Menschen, die an Depressionen gelitten haben, könnten anfälliger für eine Alzheimer-Erkrankung sein. Zu diesem Ergebnis sind eine holländische und eine amerikanische Studie gekommen. Wissenschaftler des Erasmus University Medical Center wiesen nach, dass Alzheimer bei Menschen mit früheren Depressionen 2,5 Mal wahrscheinlicher ist. Die Wahrscheinlichkeit ist sogar vier Mal so hoch, wenn die Depressionen vor dem 60. Lebensjahr auftreten. Details der Studien wurden in Neurology den und Archives of General Psychiatry veröffentlicht.

Die holländische Studie war vergleichsweise klein. 486 Personen nahmen über einen Zeitraum von sechs Jahren teil. Nur 33 Teilnehmer erkrankten an Alzheimer. Die Wissenschaftler betonen, dass weitere Forschungsprojekte notwendig seien, um den Zusammenhang zwischen Depressionen und Alzheimer vollständig zu verstehen. Die leitende Wissenschaftlerin Monique Breteler erklärte, dass bis jetzt nicht bekannt sei, ob Depressionen zum Entstehen einer Alzheimer-Erkrankung beitragen oder ob ein unbekannter Faktor beide Krankheiten verursacht. Eine Theorie geht laut BBC davon aus, dass Depressionen zum Verlust von Zellen in zwei Bereichen des Gehirns führen und zwar im Hippokampus und der Amygdala. Dieser Vorgang trägt in der Folge zur Entstehung von Alzheimer bei. Die aktuelle Studie konnte jedoch bei depressiven und gesunden Menschen keinen Unterschied in der Größe dieser beiden Hirnbereiche feststellen.

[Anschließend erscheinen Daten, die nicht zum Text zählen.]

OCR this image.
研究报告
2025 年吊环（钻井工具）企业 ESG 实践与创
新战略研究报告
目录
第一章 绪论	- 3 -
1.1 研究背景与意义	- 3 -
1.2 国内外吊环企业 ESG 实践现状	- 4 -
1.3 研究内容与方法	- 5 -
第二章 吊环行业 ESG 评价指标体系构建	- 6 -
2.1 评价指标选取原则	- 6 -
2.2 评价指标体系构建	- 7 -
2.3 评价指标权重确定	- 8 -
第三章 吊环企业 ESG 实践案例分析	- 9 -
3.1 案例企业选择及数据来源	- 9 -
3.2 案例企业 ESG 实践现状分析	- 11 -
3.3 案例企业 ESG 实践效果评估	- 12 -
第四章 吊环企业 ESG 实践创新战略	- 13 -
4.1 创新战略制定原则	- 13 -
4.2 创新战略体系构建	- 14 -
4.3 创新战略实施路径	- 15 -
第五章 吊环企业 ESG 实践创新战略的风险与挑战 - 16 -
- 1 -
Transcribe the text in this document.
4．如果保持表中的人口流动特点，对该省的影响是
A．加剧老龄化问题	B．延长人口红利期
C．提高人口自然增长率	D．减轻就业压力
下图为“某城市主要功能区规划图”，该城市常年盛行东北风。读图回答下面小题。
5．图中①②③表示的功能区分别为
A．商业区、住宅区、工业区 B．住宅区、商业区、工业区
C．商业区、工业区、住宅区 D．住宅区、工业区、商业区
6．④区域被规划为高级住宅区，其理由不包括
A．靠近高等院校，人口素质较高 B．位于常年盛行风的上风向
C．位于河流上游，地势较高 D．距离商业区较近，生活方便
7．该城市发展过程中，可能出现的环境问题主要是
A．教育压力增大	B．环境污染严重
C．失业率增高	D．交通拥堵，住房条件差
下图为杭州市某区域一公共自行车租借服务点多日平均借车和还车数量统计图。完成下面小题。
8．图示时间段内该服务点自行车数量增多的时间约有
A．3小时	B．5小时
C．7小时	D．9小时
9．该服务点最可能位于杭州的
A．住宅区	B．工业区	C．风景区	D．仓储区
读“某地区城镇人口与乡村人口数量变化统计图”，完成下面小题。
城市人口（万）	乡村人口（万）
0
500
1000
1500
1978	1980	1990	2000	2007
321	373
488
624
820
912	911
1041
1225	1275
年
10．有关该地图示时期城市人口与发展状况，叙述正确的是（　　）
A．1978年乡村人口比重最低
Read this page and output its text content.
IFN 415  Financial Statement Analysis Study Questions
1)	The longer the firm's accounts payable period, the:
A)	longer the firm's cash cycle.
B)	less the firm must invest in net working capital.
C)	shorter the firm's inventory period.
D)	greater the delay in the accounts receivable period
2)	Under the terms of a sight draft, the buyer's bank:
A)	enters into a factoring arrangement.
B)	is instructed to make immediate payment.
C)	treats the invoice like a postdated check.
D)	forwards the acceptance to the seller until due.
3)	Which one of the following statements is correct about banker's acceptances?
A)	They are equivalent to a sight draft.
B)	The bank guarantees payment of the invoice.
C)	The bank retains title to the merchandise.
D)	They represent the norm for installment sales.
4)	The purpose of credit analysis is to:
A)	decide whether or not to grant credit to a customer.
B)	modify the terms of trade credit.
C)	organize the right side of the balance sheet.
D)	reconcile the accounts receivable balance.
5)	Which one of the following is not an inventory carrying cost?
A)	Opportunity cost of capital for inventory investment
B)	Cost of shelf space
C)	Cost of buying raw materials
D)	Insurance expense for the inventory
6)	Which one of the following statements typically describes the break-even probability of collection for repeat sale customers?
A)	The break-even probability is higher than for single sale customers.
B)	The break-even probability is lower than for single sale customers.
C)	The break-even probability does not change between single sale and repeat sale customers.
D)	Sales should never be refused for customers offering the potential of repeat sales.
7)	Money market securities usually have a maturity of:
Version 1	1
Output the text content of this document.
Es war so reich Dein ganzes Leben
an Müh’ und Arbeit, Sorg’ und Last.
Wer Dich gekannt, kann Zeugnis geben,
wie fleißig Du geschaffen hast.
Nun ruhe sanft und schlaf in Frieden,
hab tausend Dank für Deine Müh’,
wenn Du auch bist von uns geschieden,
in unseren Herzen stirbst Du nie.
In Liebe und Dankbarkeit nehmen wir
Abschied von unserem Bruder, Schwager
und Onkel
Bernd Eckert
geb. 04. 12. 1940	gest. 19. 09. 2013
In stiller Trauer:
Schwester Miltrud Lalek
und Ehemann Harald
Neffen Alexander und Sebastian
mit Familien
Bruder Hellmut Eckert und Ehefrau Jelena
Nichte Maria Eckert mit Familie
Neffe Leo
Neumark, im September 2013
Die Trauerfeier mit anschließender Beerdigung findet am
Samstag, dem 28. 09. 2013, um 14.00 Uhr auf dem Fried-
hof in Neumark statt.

Diese Ergebnisse werden von einer zweiten Studie der Rush University bestätigt. Das Team um Robert Wilson begleitete mehr als 900 Mitglieder des katholischen Klerus bis zu 13 Jahre lang. In diesem Zeitraum erkrankten 190 Geistliche an Alzheimer. Jene, die zu Beginn mehr Anzeichen einer Depression zeigten, erkrankten in der Folge eher an Alzheimer. Es gab jedoch nur wenige Hinweise darauf, dass die Depressionen sich zu Beginn der Erkrankung verstärkten.

Auch nach der Alzheimer-Diagnose kam es zu keinem allgemeinen Anstieg der Depressionen. Der Anstieg beschränkte sich viel mehr auf Personen mit bestimmten Charaktereigenschaften. Die Forscher nehmen an, dass Depressionen eher ein Risikofaktor für Alzheimer sind als subtile Anzeichen für eine eigentliche Erkrankung. Wilson hält es für denkbar, dass Symptome einer Depression mit charakteristischen Veränderungen im Gehirn zusammenhängen, die irgendwie die neuralen Reserven verringern.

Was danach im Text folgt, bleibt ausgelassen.